あれれ。本当だ。こんな沼田君はなかなかお目にかかれないかも。
「…沼田は、素直だよな」
いきなり藤堂君がそう言った。
「え?」
沼田君は赤くなったまま、藤堂君を見た。
「なんか、そういうのも羨ましいな」
「え?俺が?」
藤堂君の言葉に沼田君は驚いている。
「俺は別に、好きでこんな仏頂面してるわけじゃなくって、意識しないでもこんなになっちゃうからさ。嬉しくても、どんな顔をしていいかもわかんないから、いつもムッとしてるとか、怒ってるって思われることもあるしさ」
「ええ?!」
私が驚いて、声をあげてしまった。
「な、何?結城さん」
その声と驚いた私の顔を見て、藤堂君が私を見て聞いてきた。
「だって、藤堂君、怒ってるように見えないし、仏頂面なんてしてないよ」
「え?」
「いつも優しい顔してるもん」
「……」
藤堂君が、一瞬フリーズしたが、私から視線を外し、下を向いて耳を赤くした。
「あ、藤堂君も照れるんだ」
それを見て、美枝ぽんがぽつりとそう言った。
「初めて見る。司っちの照れてるところ」
沼田君もそう言った。
「へえ。司っちでも、顔赤くなるんだ」
麻衣までがそう言った。藤堂君は一回咳払いをすると、顔をあげて、
「別に。照れてるんじゃなくて、驚いただけだから」
と、ものすごい無表情な顔でそう言った。
「あ。いつものポーカーフェイスに戻った」
沼田君がそれを見て、ぽつりと言った。
本当だ。もう、顔も赤くない。
でも、私、何度も見たことあるよ。藤堂君の照れた表情。赤くなったり、照れくさそうに笑ったりして、可愛いなって思ってたもの。
あれ?それ、みんな気づいてなかったの?
それから藤堂君は、無心にご飯を食べだした。前に並んでいる3人は、わいわいと話しながら食べている。
私は黙々と、ご飯を食べていた。すると視線を感じた。あ、藤堂君が私を見てた?ちらっと藤堂君を見ると、目が合ってしまい、藤堂君はぱっと視線を外した。

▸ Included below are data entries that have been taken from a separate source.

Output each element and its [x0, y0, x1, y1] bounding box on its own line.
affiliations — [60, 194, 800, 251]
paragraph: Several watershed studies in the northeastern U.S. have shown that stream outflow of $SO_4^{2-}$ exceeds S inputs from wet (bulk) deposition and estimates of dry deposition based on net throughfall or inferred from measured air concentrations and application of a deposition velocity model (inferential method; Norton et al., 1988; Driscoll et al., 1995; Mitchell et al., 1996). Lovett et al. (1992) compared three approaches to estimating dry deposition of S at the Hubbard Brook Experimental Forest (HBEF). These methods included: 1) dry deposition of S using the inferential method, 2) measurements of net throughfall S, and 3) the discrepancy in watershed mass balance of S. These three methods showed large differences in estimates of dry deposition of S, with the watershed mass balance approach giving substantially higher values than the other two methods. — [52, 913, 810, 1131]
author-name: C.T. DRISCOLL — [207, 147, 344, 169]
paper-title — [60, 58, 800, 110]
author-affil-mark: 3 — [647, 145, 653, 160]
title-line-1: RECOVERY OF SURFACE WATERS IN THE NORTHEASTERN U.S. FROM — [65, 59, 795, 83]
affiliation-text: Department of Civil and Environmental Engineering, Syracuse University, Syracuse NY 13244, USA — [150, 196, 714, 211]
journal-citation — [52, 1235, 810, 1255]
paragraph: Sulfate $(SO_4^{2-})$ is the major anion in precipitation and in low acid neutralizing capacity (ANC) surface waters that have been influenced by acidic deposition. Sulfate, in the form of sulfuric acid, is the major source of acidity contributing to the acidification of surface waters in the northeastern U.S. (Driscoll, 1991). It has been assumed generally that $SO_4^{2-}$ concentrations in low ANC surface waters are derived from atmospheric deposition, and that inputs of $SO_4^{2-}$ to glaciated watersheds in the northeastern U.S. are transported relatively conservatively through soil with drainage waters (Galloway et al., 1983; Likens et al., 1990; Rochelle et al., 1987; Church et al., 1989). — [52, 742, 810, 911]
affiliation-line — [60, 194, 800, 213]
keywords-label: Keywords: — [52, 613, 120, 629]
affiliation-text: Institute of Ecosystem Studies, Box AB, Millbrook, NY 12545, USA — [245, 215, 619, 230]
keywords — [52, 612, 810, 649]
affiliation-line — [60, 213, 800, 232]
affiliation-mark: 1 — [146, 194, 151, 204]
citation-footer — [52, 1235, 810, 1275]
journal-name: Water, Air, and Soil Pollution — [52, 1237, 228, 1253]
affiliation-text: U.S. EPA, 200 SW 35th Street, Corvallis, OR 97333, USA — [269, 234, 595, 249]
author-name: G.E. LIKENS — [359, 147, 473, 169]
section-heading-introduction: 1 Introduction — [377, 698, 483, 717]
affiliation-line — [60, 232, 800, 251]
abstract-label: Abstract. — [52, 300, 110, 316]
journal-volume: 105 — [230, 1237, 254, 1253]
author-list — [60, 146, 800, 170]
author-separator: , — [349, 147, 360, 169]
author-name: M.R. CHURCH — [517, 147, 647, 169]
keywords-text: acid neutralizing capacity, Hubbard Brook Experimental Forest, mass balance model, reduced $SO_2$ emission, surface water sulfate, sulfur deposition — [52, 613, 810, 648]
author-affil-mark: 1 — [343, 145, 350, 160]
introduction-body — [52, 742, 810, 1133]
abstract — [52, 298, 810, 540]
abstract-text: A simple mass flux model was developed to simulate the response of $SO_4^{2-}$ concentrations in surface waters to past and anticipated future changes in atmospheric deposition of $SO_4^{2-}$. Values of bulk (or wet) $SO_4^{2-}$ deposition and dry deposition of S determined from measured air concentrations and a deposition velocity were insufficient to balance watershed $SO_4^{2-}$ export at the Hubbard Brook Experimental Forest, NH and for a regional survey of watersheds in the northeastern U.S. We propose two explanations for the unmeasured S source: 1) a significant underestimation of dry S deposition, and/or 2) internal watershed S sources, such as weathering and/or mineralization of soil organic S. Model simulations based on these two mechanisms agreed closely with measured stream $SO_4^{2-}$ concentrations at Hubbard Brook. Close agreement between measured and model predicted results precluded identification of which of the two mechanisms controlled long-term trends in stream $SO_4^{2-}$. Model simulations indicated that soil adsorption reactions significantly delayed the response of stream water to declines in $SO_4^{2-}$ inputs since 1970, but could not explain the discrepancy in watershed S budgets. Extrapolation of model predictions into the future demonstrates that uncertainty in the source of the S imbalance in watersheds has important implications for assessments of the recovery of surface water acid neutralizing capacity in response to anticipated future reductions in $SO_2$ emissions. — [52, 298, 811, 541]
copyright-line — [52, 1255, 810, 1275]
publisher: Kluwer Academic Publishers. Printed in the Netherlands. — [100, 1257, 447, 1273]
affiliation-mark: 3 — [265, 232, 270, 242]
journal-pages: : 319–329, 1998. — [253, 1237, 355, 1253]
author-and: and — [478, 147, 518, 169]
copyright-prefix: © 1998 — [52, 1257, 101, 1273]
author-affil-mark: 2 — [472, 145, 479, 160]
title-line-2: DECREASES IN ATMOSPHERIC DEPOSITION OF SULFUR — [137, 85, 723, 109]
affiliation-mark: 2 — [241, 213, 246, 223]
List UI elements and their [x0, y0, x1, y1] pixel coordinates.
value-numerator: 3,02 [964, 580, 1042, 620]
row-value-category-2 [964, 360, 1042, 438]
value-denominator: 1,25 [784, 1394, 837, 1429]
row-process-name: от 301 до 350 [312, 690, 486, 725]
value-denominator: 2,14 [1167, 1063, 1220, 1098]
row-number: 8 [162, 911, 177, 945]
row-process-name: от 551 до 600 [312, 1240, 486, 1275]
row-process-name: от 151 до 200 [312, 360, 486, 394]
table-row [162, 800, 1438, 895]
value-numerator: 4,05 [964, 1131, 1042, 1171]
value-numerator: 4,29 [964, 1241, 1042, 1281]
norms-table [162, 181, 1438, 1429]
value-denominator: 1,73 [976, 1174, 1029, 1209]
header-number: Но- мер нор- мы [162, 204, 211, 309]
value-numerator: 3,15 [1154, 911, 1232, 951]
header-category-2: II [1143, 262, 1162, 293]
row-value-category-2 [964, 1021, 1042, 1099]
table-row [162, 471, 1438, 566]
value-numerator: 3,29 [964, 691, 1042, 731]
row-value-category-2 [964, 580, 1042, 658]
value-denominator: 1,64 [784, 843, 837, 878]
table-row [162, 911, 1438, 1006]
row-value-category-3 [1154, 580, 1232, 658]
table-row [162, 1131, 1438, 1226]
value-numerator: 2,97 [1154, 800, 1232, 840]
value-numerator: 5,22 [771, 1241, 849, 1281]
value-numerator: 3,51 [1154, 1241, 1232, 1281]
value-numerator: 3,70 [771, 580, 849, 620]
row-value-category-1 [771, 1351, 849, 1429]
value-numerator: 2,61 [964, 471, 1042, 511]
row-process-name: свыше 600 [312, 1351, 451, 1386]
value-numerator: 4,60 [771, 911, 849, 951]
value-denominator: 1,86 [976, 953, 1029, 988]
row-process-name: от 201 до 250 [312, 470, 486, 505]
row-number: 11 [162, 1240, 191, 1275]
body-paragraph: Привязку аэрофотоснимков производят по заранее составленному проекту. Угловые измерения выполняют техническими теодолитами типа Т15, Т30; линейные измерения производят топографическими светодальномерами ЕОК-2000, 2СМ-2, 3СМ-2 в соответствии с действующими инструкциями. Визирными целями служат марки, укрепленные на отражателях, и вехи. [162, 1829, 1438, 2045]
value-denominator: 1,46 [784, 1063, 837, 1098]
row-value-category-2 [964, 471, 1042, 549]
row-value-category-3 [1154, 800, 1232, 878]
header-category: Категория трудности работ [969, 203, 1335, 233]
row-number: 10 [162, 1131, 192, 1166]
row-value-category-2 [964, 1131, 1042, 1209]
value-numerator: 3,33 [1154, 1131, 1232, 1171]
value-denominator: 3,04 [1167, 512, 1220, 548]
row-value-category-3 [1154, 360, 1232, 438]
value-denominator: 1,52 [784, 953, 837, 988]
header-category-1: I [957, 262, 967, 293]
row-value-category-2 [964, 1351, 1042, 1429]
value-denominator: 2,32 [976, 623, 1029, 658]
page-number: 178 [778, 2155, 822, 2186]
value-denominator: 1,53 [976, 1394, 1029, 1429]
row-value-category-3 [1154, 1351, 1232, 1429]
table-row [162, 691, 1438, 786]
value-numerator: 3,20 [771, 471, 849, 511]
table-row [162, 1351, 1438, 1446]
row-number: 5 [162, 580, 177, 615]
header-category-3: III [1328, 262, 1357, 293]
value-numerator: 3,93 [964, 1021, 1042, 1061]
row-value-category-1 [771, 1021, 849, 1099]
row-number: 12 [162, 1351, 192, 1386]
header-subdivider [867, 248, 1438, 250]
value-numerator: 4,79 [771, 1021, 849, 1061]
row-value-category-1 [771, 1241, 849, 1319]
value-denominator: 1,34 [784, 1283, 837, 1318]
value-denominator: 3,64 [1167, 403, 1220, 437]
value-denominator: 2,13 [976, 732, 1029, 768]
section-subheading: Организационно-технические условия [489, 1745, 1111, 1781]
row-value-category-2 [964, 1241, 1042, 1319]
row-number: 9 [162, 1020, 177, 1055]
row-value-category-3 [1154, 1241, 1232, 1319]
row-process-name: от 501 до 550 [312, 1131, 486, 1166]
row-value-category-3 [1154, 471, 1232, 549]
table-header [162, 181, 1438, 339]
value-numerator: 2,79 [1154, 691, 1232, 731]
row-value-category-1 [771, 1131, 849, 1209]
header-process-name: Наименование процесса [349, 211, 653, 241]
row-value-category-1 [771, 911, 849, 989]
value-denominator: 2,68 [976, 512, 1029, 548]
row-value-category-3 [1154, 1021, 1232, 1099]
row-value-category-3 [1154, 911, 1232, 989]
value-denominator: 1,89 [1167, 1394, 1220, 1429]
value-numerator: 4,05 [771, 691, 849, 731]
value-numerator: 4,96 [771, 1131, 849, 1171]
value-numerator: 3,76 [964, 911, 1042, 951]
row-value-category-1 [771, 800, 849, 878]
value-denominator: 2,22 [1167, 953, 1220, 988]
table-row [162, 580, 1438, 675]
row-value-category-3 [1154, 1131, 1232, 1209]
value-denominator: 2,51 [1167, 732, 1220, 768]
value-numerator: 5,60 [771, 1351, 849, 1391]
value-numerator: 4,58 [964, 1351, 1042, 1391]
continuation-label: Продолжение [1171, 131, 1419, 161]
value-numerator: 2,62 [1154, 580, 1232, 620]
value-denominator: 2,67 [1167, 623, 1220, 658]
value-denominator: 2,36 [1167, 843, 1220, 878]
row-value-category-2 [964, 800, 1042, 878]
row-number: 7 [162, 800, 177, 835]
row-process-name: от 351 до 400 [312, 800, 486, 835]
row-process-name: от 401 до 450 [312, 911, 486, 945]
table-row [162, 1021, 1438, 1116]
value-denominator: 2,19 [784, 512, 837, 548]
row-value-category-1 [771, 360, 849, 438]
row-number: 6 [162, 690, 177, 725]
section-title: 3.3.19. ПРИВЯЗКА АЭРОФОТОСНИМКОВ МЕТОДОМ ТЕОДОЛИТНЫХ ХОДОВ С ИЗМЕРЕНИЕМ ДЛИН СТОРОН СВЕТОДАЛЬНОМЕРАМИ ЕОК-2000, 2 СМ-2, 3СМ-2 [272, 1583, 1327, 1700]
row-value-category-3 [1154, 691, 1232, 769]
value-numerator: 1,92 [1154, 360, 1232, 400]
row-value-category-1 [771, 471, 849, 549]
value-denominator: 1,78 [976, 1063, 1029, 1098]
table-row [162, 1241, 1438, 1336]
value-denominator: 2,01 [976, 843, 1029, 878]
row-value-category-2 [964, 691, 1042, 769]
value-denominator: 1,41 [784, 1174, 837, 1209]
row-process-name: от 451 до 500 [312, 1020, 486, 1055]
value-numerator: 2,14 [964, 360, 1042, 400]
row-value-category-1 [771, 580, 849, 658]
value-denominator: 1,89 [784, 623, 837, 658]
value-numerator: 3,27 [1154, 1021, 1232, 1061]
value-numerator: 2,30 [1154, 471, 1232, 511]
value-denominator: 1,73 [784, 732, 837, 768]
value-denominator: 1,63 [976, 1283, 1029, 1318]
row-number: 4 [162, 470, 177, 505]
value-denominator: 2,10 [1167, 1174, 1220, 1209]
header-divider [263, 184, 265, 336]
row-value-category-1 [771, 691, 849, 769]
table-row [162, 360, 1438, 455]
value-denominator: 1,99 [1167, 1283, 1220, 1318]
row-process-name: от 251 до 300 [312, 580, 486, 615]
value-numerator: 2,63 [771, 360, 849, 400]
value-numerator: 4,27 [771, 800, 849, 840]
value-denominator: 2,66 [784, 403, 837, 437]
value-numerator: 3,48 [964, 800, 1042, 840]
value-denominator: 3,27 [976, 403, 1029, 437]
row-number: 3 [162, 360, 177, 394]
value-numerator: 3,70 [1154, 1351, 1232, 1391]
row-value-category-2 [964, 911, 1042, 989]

その時にもわかってしまった。藤堂君、耳が赤くなってる。
あれれ?なんで?
いつも、ポーカーフェイスで、何を考えてるかもわからない藤堂君。そんなイメージだったのに、今では、照れてる藤堂君も、すごく優しい藤堂君も知ってしまっていて、私はもっともっと藤堂君が好きになってるっていうことも、自覚していた。
そして、もっと知りたいなって、そう思ってる。藤堂君の横に座りながらそんなことを思って、ドキドキしていた。